The Art of Community by Jono Bacon
published by O'Reilly Media
ISBN: 978-0-596-15671-8
400 pages
£ 30.99

Jono Bacon is perhaps almost uniquely qualified to write this book. He came to Linux as a student, with no prior knowledge of Unix, initially as an end-user "clueless at the prompt" as an old Linux Journal column's title so nicely put it. (His description of his first steps with Linux rang a bell with me: wondering what to do next when seeing darkstar login: on the screen after installing Slackware for the first time.)

What inspired him were the possibilities he saw in the open source development model: he saw the power of the communities that were creating Linux, KDE and other projects and was convinced of their long-term viability.

That conviction led him to a life in Linux and Open Source software: as a freelance journalist, a LUG organiser, as a founder of the LUGRadio and LUGRadio Live, as inspirer of Jokosher, and to a full-time job at Open Advantage and now (since 2006) for Canonical as the Ubuntu Community Manager.

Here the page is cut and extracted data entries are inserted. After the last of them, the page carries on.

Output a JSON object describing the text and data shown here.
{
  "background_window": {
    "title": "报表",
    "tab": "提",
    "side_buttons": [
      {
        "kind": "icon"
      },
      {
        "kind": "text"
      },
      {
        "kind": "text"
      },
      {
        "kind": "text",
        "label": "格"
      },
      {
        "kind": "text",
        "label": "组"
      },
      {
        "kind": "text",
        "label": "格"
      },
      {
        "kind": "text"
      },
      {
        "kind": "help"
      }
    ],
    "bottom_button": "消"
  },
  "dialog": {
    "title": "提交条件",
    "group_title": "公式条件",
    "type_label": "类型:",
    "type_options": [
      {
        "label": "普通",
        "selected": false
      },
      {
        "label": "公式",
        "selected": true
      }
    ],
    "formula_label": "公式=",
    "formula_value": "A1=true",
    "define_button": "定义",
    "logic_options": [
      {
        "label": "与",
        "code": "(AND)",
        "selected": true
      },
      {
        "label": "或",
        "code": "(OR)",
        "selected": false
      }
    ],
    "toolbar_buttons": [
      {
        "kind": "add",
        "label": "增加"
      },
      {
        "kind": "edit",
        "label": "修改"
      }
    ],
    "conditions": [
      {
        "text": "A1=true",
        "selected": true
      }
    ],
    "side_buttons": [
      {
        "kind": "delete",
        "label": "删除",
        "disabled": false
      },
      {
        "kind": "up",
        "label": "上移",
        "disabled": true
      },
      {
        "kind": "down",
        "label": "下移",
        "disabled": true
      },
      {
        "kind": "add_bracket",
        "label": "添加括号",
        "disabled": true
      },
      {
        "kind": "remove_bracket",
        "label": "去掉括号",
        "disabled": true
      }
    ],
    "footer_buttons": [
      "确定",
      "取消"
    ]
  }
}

He has come a long way in the last ten years or so, but throughout that time his main focus has been on the communities that he has been a part of and how to help them to work as effectively as possible. Although the book draws heavily on his own experience, it is far more than (as I admit I feared it might be) a book of anecdotes or personal success stories: he has thought deeply about the issues involved and articulates his conclusions clearly and thoughtfully but in unpretentious, entertaining and readable language. He also writes frankly and honestly about some of the mistakes he has made in the past and what he has learned from them.

Although such communities can be self-organising and self-perpetuating, they can also self-destruct. Understanding the dynamics of communities is valuable for anyone who values the output of a community that they belong to, but particularly for anyone who aspires to be a leader or guide.

The main message of the book is that creating and sustaining a community that does something useful is both hard work and requires a lot of deep thought. The successes of Linux and many open source software projects as well as Wikipedia and other high profile online communities have created an atmosphere in which crowdsourcing has become a buzz-word and there have been failures as well as successes particularly among attempts to create living communities around products or projects that were previously managed internally by corporations. This fact in itself shows the need for an understanding of the art of community.

Jono notes some of the necessary conditions for success: open communications, fair appreciation and licensing of work, low barriers to entry and above all belief in the shared aims of the community. Among the pitfalls he mentions are undirected and inconclusive discussions about detail (including bikeshedding and resource fetishism -- look those terms up if you need to). He stresses the importance of choosing communications media that make a good fit with the types of community members they are aimed at. He discusses the best ways of dealing with and (better) avoiding whenever possible the inevitable conflicts that will arise, and distinguishing between the genuinely destructive or poisonous personalities and others whose modes of communication may be a mask for misunderstandings that can be overcome.

Every section of the book is illustrated by examples of what has and has not worked in practice. As the author points out early on, the knowledge that this book covers is soft science (maybe even at some level common sense), but we have all seen enough examples of failure in these areas to know that getting it right (particularly with online global communities of geeks) is not easy and requires both thought and experience. Jono has done that thinking and has that experience.

The book is published under a Creative Commons (Attribution-Noncommercial-Share Alike) licence and the entire text can be downloaded in its entirety as a PDF from the book's web site. But if you are interested in the subject matter I would urge you to buy a paper copy of the book, both to encourage publishers to publish materials that are freely licensed and because this is a book you will want to idly pick up and dip into from time to time, something you are much less likely to do with a PDF file on your desktop.